Paid Leave Supports Outcomes for the Entire Family

  • Moms are healthier with paid leave. Longer leave periods are associated with health benefits for new mothers, including declines in depressive symptoms, a reduction in the likelihood of severe depression, and improvement in overall health. Children’s development is greatly affected by their parents’ mental health and general well-being.
  • With paid leave, families are less stressed about their ability to provide care. Parents who use California’s paid leave program report that leave has a positive effect on their ability to care for their new children. Similarly, in Rhode Island, parents who use the state program are much more likely to report better health, lower stress, and a higher satisfaction with their ability to care for their new children compared to parents who do not use the program.
  • Promising data suggests babies are safer with paid leave. Research in California suggests that paid leave may also help prevent child maltreatment, perhaps by reducing risk factors such as parental stress and depression.

Without Paid Leave, Out of Economic Necessity, Families Forego Time Caring for Their Babies

  • As of November 2020, only 9 states and DC have passed paid leave laws or ballot initiatives.
  • 85% of working people in the United States do not have access to paid family leave through their employers.
  • Among employers voluntarily offering paid leave for new mothers, just 9% provided fully paid leave in 2014, a decline from 16% in 2008.
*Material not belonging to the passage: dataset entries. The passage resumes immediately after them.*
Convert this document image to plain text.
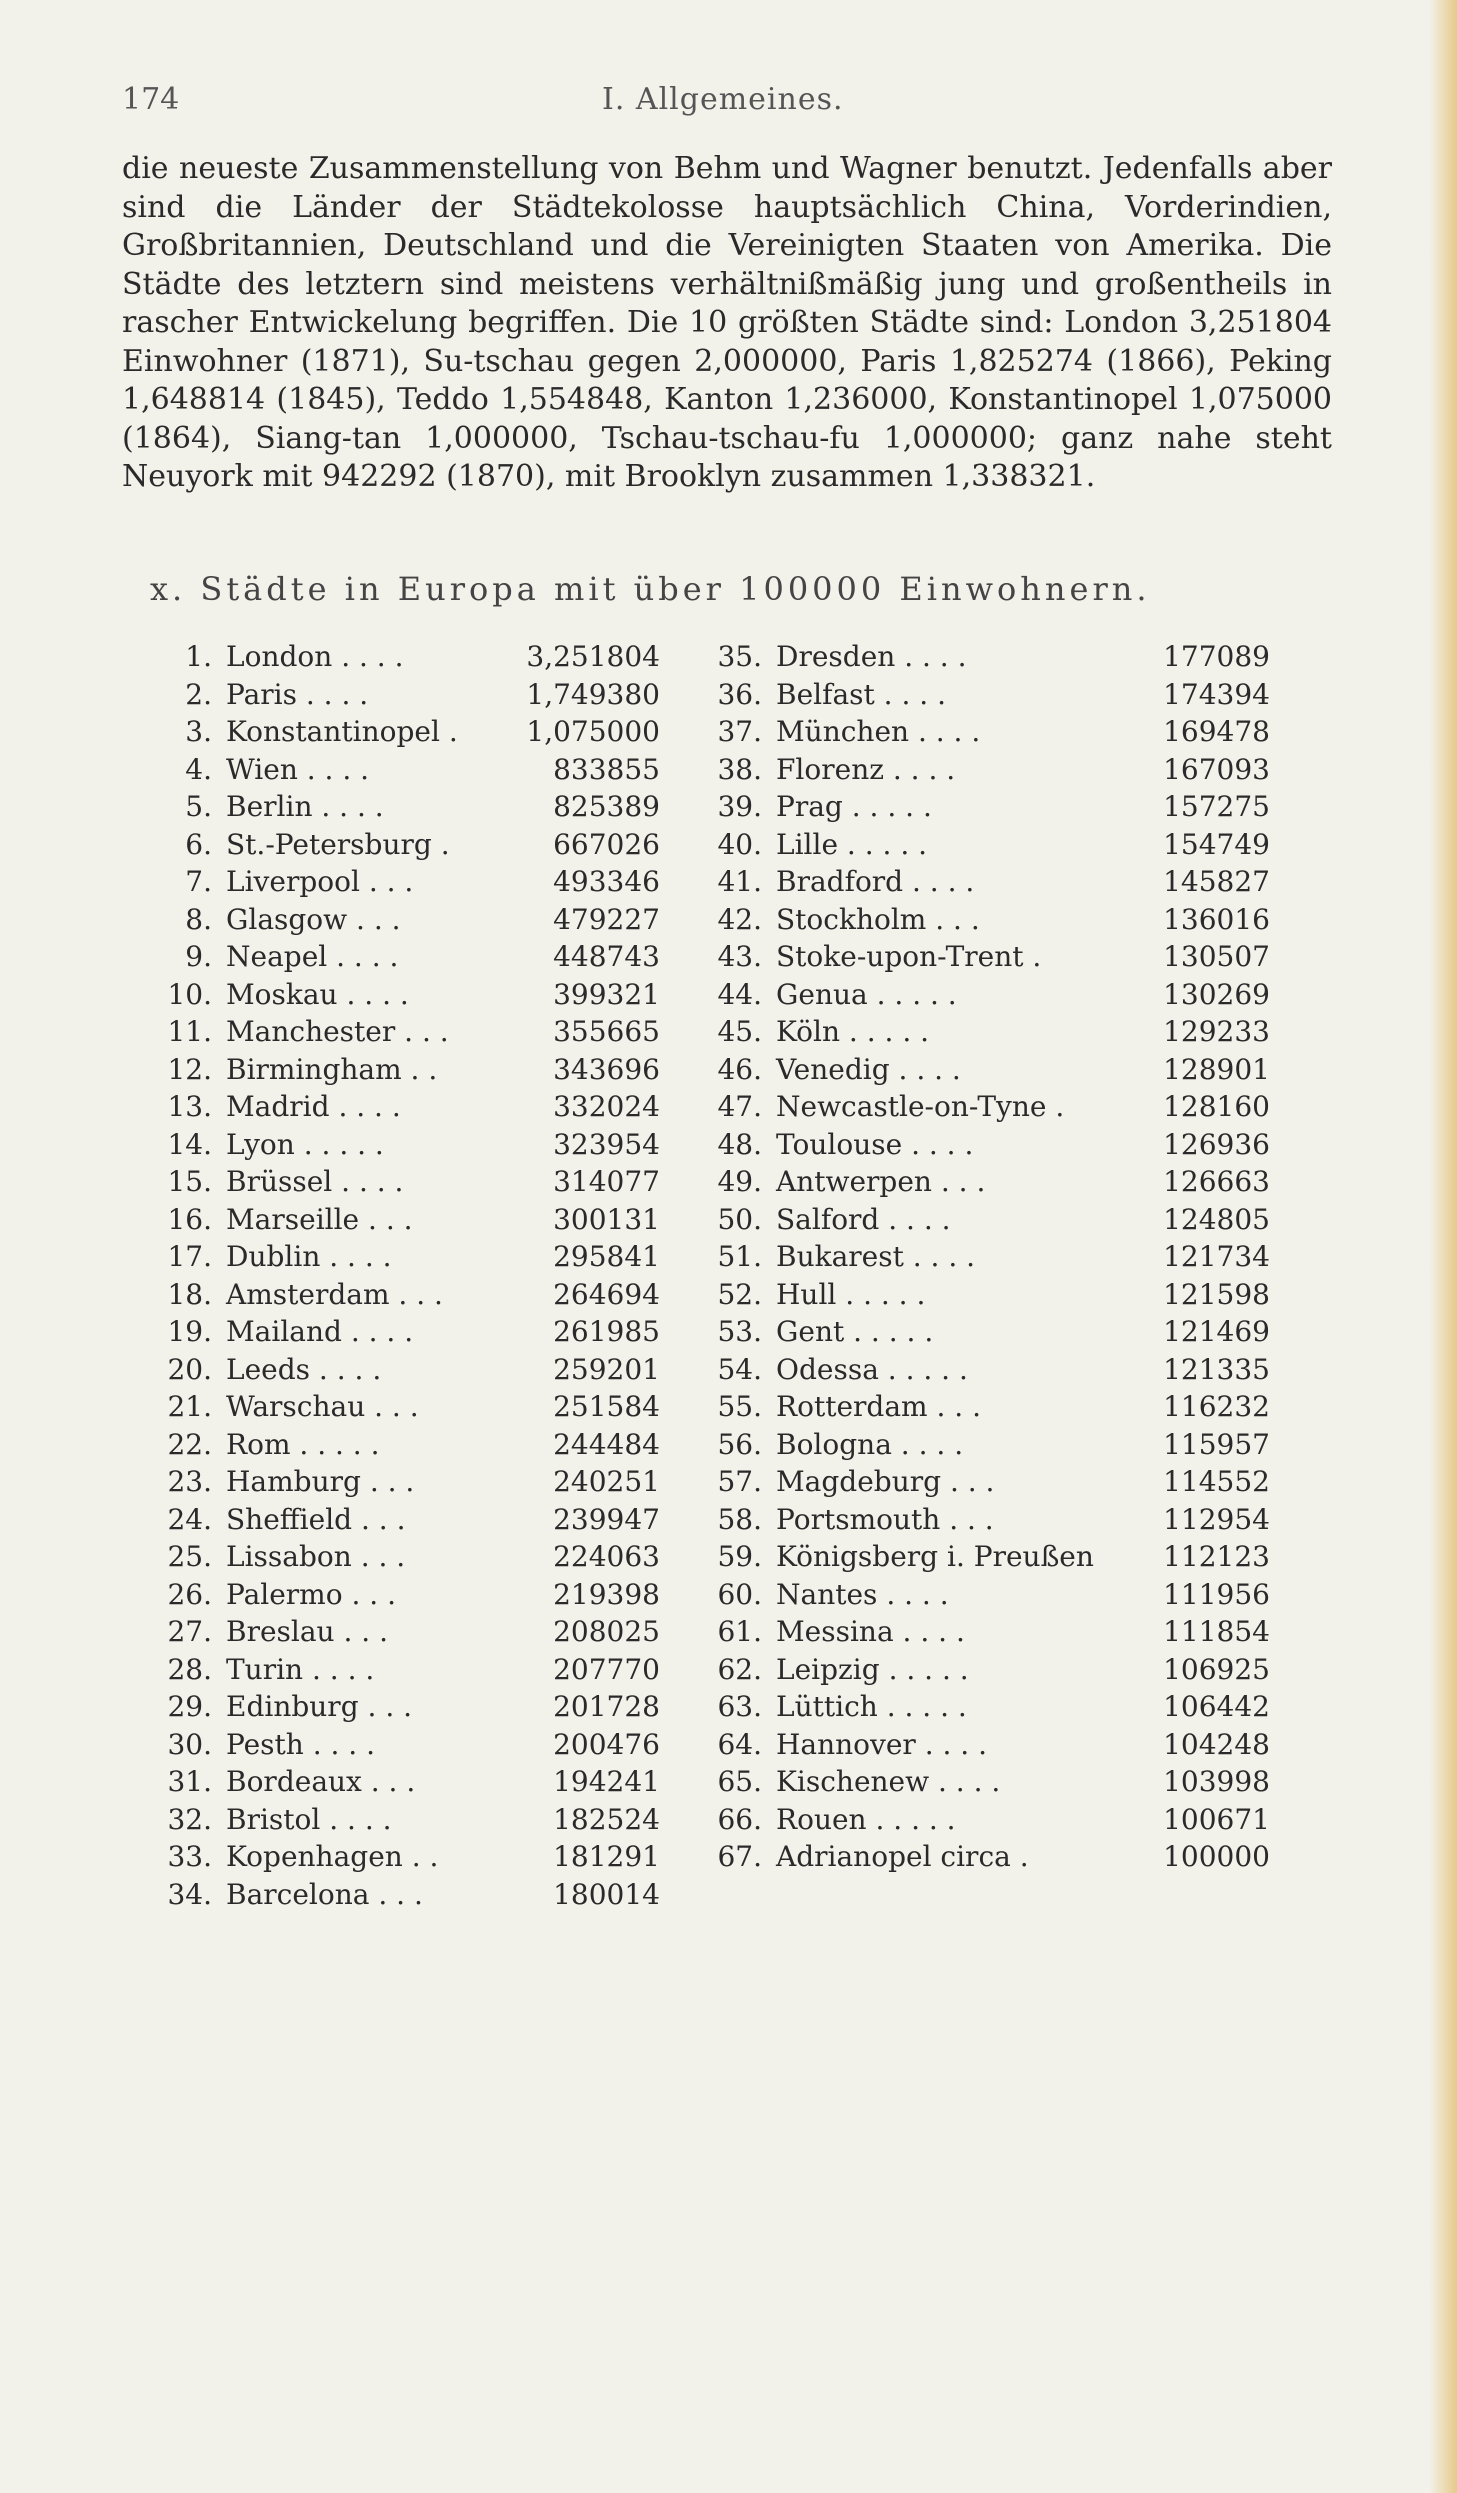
174	I. Allgemeines.
die neueste Zusammenstellung von Behm und Wagner benutzt. Jedenfalls aber sind die Länder der Städtekolosse hauptsächlich China, Vorderindien, Großbritannien, Deutschland und die Vereinigten Staaten von Amerika. Die Städte des letztern sind meistens verhältnißmäßig jung und großentheils in rascher Entwickelung begriffen. Die 10 größten Städte sind: London 3,251804 Einwohner (1871), Su-tschau gegen 2,000000, Paris 1,825274 (1866), Peking 1,648814 (1845), Teddo 1,554848, Kanton 1,236000, Konstantinopel 1,075000 (1864), Siang-tan 1,000000, Tschau-tschau-fu 1,000000; ganz nahe steht Neuyork mit 942292 (1870), mit Brooklyn zusammen 1,338321.
x. Städte in Europa mit über 100000 Einwohnern.
1. London . . . .	3,251804
2. Paris . . . .	1,749380
3. Konstantinopel . 1,075000
4. Wien . . . .	833855
5. Berlin . . . .	825389
6. St.-Petersburg .	667026
7. Liverpool . . .	493346
8. Glasgow . . .	479227
9. Neapel . . . .	448743
10. Moskau . . . .	399321
11. Manchester . . .	355665
12. Birmingham . .	343696
13. Madrid . . . .	332024
14. Lyon . . . . .	323954
15. Brüssel . . . .	314077
16. Marseille . . .	300131
17. Dublin . . . .	295841
18. Amsterdam . . .	264694
19. Mailand . . . .	261985
20. Leeds . . . .	259201
21. Warschau . . .	251584
22. Rom . . . . .	244484
23. Hamburg . . .	240251
24. Sheffield . . .	239947
25. Lissabon . . .	224063
26. Palermo . . .	219398
27. Breslau . . .	208025
28. Turin . . . .	207770
29. Edinburg . . .	201728
30. Pesth . . . .	200476
31. Bordeaux . . .	194241
32. Bristol . . . .	182524
33. Kopenhagen . .	181291
34. Barcelona . . .	180014
35. Dresden . . . .	177089
36. Belfast . . . .	174394
37. München . . . .	169478
38. Florenz . . . .	167093
39. Prag . . . . .	157275
40. Lille . . . . .	154749
41. Bradford . . . .	145827
42. Stockholm . . .	136016
43. Stoke-upon-Trent .	130507
44. Genua . . . . .	130269
45. Köln . . . . .	129233
46. Venedig . . . .	128901
47. Newcastle-on-Tyne .	128160
48. Toulouse . . . .	126936
49. Antwerpen . . .	126663
50. Salford . . . .	124805
51. Bukarest . . . .	121734
52. Hull . . . . .	121598
53. Gent . . . . .	121469
54. Odessa . . . . .	121335
55. Rotterdam . . .	116232
56. Bologna . . . .	115957
57. Magdeburg . . .	114552
58. Portsmouth . . .	112954
59. Königsberg i. Preußen 112123
60. Nantes . . . .	111956
61. Messina . . . .	111854
62. Leipzig . . . . .	106925
63. Lüttich . . . . .	106442
64. Hannover . . . .	104248
65. Kischenew . . . .	103998
66. Rouen . . . . .	100671
67. Adrianopel circa .	100000
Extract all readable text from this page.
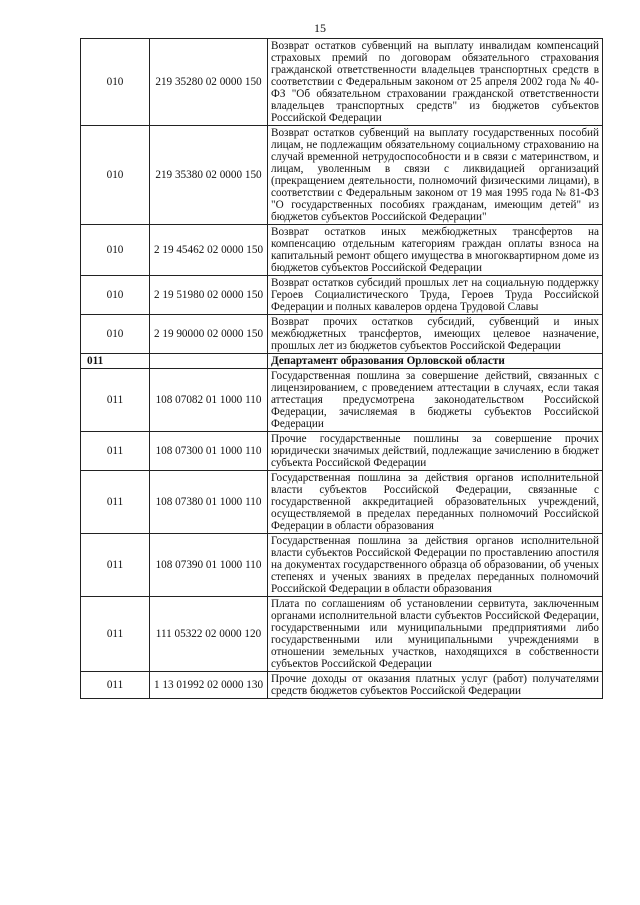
15
010	219 35280 02 0000 150	Возврат остатков субвенций на выплату инвалидам компенсаций страховых премий по договорам обязательного страхования гражданской ответственности владельцев транспортных средств в соответствии с Федеральным законом от 25 апреля 2002 года № 40-ФЗ "Об обязательном страховании гражданской ответственности владельцев транспортных средств" из бюджетов субъектов Российской Федерации
010	219 35380 02 0000 150	Возврат остатков субвенций на выплату государственных пособий лицам, не подлежащим обязательному социальному страхованию на случай временной нетрудоспособности и в связи с материнством, и лицам, уволенным в связи с ликвидацией организаций (прекращением деятельности, полномочий физическими лицами), в соответствии с Федеральным законом от 19 мая 1995 года № 81-ФЗ "О государственных пособиях гражданам, имеющим детей" из бюджетов субъектов Российской Федерации"
010	2 19 45462 02 0000 150	Возврат остатков иных межбюджетных трансфертов на компенсацию отдельным категориям граждан оплаты взноса на капитальный ремонт общего имущества в многоквартирном доме из бюджетов субъектов Российской Федерации
010	2 19 51980 02 0000 150	Возврат остатков субсидий прошлых лет на социальную поддержку Героев Социалистического Труда, Героев Труда Российской Федерации и полных кавалеров ордена Трудовой Славы
010	2 19 90000 02 0000 150	Возврат прочих остатков субсидий, субвенций и иных межбюджетных трансфертов, имеющих целевое назначение, прошлых лет из бюджетов субъектов Российской Федерации
011		Департамент образования Орловской области
011	108 07082 01 1000 110	Государственная пошлина за совершение действий, связанных с лицензированием, с проведением аттестации в случаях, если такая аттестация предусмотрена законодательством Российской Федерации, зачисляемая в бюджеты субъектов Российской Федерации
011	108 07300 01 1000 110	Прочие государственные пошлины за совершение прочих юридически значимых действий, подлежащие зачислению в бюджет субъекта Российской Федерации
011	108 07380 01 1000 110	Государственная пошлина за действия органов исполнительной власти субъектов Российской Федерации, связанные с государственной аккредитацией образовательных учреждений, осуществляемой в пределах переданных полномочий Российской Федерации в области образования
011	108 07390 01 1000 110	Государственная пошлина за действия органов исполнительной власти субъектов Российской Федерации по проставлению апостиля на документах государственного образца об образовании, об ученых степенях и ученых званиях в пределах переданных полномочий Российской Федерации в области образования
011	111 05322 02 0000 120	Плата по соглашениям об установлении сервитута, заключенным органами исполнительной власти субъектов Российской Федерации, государственными или муниципальными предприятиями либо государственными или муниципальными учреждениями в отношении земельных участков, находящихся в собственности субъектов Российской Федерации
011	1 13 01992 02 0000 130	Прочие доходы от оказания платных услуг (работ) получателями средств бюджетов субъектов Российской Федерации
Paid Leave Policies Support Employers, Taxpayers, and the Current and Future Economy

  • Good beginnings mean reduced expenditures and more time at work. When parents can attend to a child’s early medical needs, infant mortality and the occurrence and length of childhood illnesses are reduced, in turn lowering private and public health costs, as well as the need for working parents to take time away from work.
  • Time to arrange care means greater productivity at work. Paid leave can give parents and other caregivers time to search for quality child care that meets the unique needs of their families, thereby facilitating greater productivity when they return to their jobs after leave.
  • With paid leave, our future workforce is well-nurtured and better equipped. Positive, consistent relationships during a child’s early years yield confident individuals who are better equipped for success in school and in life, paving the way for a higher quality workforce and strong economic growth.

Policy Recommendations

  • While some states and localities have taken the lead in adopting paid leave policies, the time parents have to bond with and care for their babies should not be dependent on income, workplace, zip code, or gender.
  • The Administration and Congress should create a comprehensive national paid family and medical leave insurance program, such as the Family and Medical Insurance Leave (FAMILY) Act, that embodies the following core principles:
    • Accessibility for all working people;
    • A meaningful length of leave—at least 12 weeks;
    • Coverage for the full range of medical and family caregiving needs established in the Family and Medical Leave Act;
    • Affordability and cost-effectiveness for workers, employers, and the government;
    • Inclusivity in its definition of “family”; and
    • Protection from employer retaliation for workers who take leave.
  • 8 in 10 voters support a comprehensive national paid family and medical leave policy that covers all people who work.